Adding a pointer to https://github.com/svenschnelle/teensyscsi where a working implemenation for USB SCSI Controller utilizing Teensy 4.1 has already been put into reality three years ago. There is an associated forum thread https://forum.classic-computing.de/forum/index.php?thread/24720-low-cost-usb-scsi-adapter/ at a German vintage computer forum. Maybe this might serve as inspiration for interested parties.

On the BlueSCSI side, there seem to be similar ideas at https://tinkerdifferent.com/threads/scsi-to-usb-adapter-reverse-engineering.1878/ but no implementation attempts so far beyond initial brain storming.

Would love being able to use SCSI MO drives and other SCSI devices on modern laptops via USB.

lucianjames commented 1 week ago

+1 for this idea for the purpose of using non-storage SCSI devices (scanners in my desired use case)

akuker commented 1 week ago

I've been looking into this a bit, and I'm thinking of taking a different approach, that I think will meet all your use cases.

What I'm thinking is to use the BlueSCSI as a USB/SCSI adapter that will work like those expensive USB/SCSI adapters on ebay. image

This eliminates a lot of the complexity of the Linux kernel/drivers/etc. BlueSCSI also has better performance due to the PIO in the RP2040.

I'm planning to do the work under this issue if you want to watch it. The ticket currently only calls out mass storage devices, but I'm thinking this can be expanded to also included Scanners https://github.com/BlueSCSI/BlueSCSI-v2/issues/13

(One note: This feature will only work with the BlueSCSI "Desktop" version with initiator support.)

ZigZagJoe commented 1 week ago

I've been looking into this a bit, and I'm thinking of taking a different approach, that I think will meet all your use cases.

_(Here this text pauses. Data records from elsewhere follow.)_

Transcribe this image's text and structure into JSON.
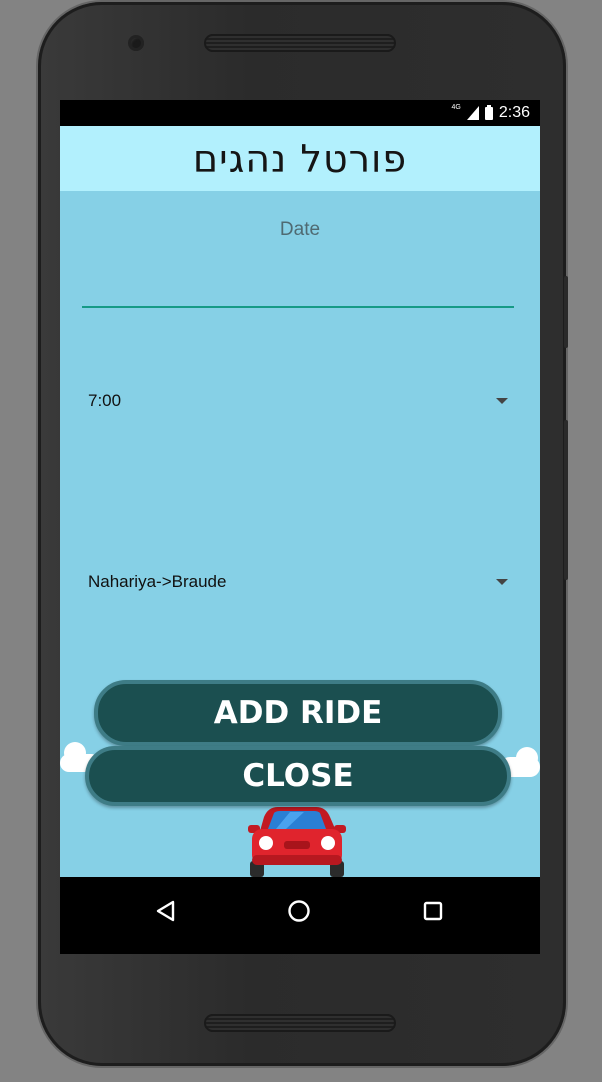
{
  "statusbar": {
    "network": "4G",
    "time": "2:36"
  },
  "app": {
    "title": "פורטל נהגים"
  },
  "form": {
    "date_placeholder": "Date",
    "time_spinner": {
      "selected": "7:00"
    },
    "route_spinner": {
      "selected": "Nahariya->Braude"
    }
  },
  "buttons": {
    "add_ride": "ADD RIDE",
    "close": "CLOSE"
  },
  "nav": {
    "back": "back-icon",
    "home": "home-icon",
    "recents": "recents-icon"
  },
  "colors": {
    "appbar": "#b2f0fd",
    "background": "#86d0e6",
    "button": "#1b4f50",
    "underline": "#169a86"
  }
}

What I'm thinking is to use the BlueSCSI as a USB/SCSI adapter that will work like those expensive USB/SCSI adapters on ebay. image

This eliminates a lot of the complexity of the Linux kernel/drivers/etc. BlueSCSI also has better performance due to the PIO in the RP2040.

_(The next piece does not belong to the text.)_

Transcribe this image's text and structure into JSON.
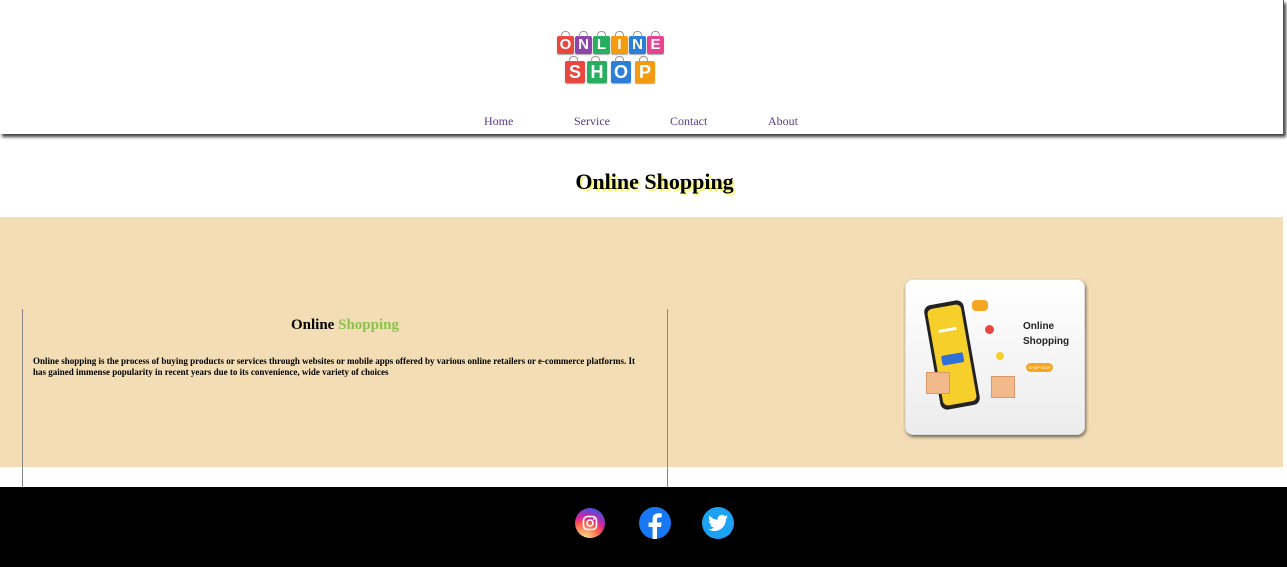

I'm planning to do the work under this issue if you want to watch it. The ticket currently only calls out mass storage devices, but I'm thinking this can be expanded to also included Scanners BlueSCSI/BlueSCSI-v2#13

(One note: This feature will only work with the BlueSCSI "Desktop" version with initiator support.)

FWIW, ZuluSCSI already has USB mass storage support implemented for SD card access (I wrote it :) ). It ought to be pretty easy to mate that up to the initiator code that's shared between Zulu and Bluescsi. It's been on the "when I get bored" to-do list for a while.